Neue Untersuchungen über derartige Situationen - bei denen zur Wahrnehmung auch subtilster Haltungsänderungen Zeitlupenaufnahmen gemacht wurden - haben ergeben, daß es sogar eine Art "Mikrosynchronie" ganz winziger Bewegungen gibt, die mit bloßem Auge kaum wahrzunehmen sind. Winzige, in Bruchteilen von Sekunden ablaufende Kopf-, Finger und Lippenbewegungen sowie kleinste Veränderungen der Körperhaltung erweisen sich als aufs schönste aufeinander abgestimmt, wenn zwei Menschen sich in "harmonischem" Gleichklang miteinander befinden. Die Rhythmik dieses Gleichklangs ist so außerordentlich subtil, daß man sie erst bei genauer Zeitlupenanalyse richtig wahrnimmt. Dennoch kann das menschliche Gehirn offensichtlich die allgemeine Bedeutung dieser Synchronie erfassen und reagiert darauf mit Sympathiegefühlen für die Personen, die unsere Körperhaltung spiegeln. Eine acht Jahre dauernde Untersuchung mit Zeitlupenaufnahmen von Menschen, die zwanglos miteinander plaudern, hat gezeigt, daß die Präzision beim Gleichklang der Bewegungen von Sprecher und Zuhörer so groß ist, daß sie sich innerhalb von 1/48 Sekunde vollziehen. Plötzliche, winzige Bewegungselemente setzen gleichzeitig beim Sprecher und beim Zuhörer ein. Während der Sprecher mit seinem Körper bestimmten Worten Nachdruck verleiht, macht der Zuhörer gIeichzeitig entsprechende Körperbewegungen mit. Je freundschaftlicher zwei Menschen einander gesonnen sind, desto mehr Gleichklang zeigt sich in ihrem Bewegungsrhythmus. In diesem Fall besteht das Echo jedoch mehr aus gleichem Rhythmus als aus genau gleicher Körperhaltung. Die beiden Partner kopieren nicht zwangsläufig die genauen Bewegungen des anderen, sondern eher das Tempo ihrer Darbietung. So kann beispielsweise der Sprecher zu seinen Worten Taktstock-Signale mit winzigen Kopf- und Handbe-wegungen geben, während der Zuhörer diesen Rhythmus durch minimale Körperbewegungen nachvollzieht. Eine wichtige Entdeckung machte man bei Filmaufnahmen von Unterhaltungen mit geistesgestörten Patienten Hier gab es kaum oder keinen Gleichklang - das Echo fehlte und mit ihm auch die Freundschaftsbeziehung. Gerade diese Tatsache trug in starken Maße zu dem Gefühl des Fremdseins bei, wenn man mit diesen Patienten zusammentraf und mit ihnen sozialen Kontakt aufzunehmen versuchte.
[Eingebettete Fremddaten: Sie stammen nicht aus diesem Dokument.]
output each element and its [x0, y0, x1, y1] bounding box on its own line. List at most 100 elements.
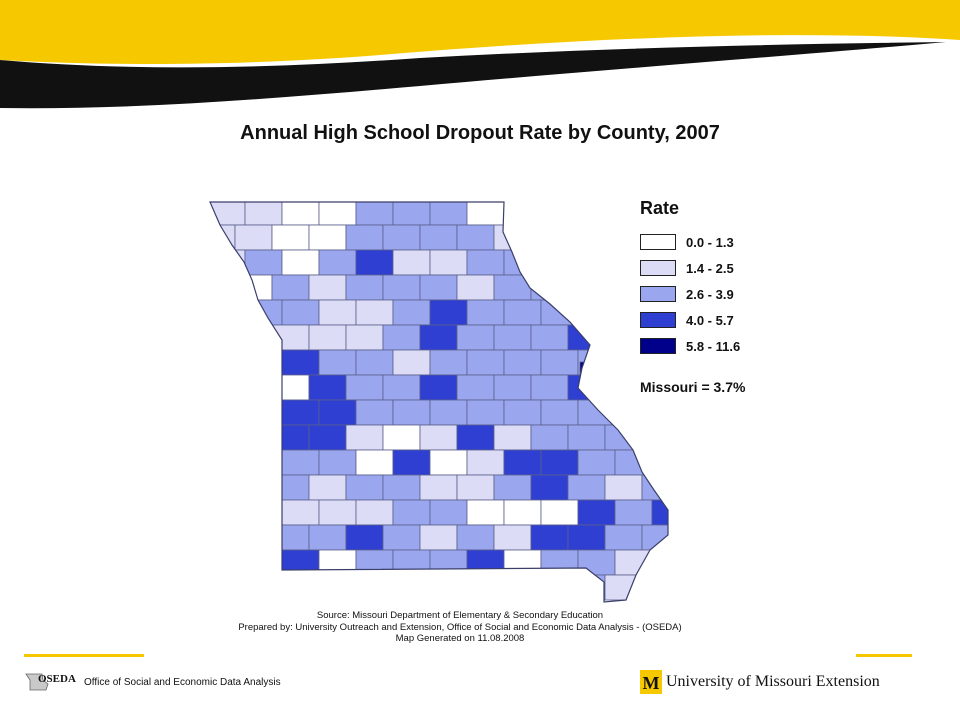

In jüngster Zeit sind in der amerikanischen Umgangssprache die Ausdrücke good vibes und bad vibes aufgetaucht - wobei unter vibes eine Abkürzung für vibrations (Schwingungen) zu verstehen ist -, und es scheint, als blitze hinter diesen Ausdrücken, die beschreiben, wie gut oder schlecht man mit einem anderen auf Anhieb "warm wird", ein intuitives Verständnis des Haltungs-Echos auf, dieses unbewußten Gleichklangs kleiner und kleinster Körperbewegungen, der für den Ablauf unserer täglichen Begegnungen mit anderen Menschen von so fundamentaler Bedeutung ist."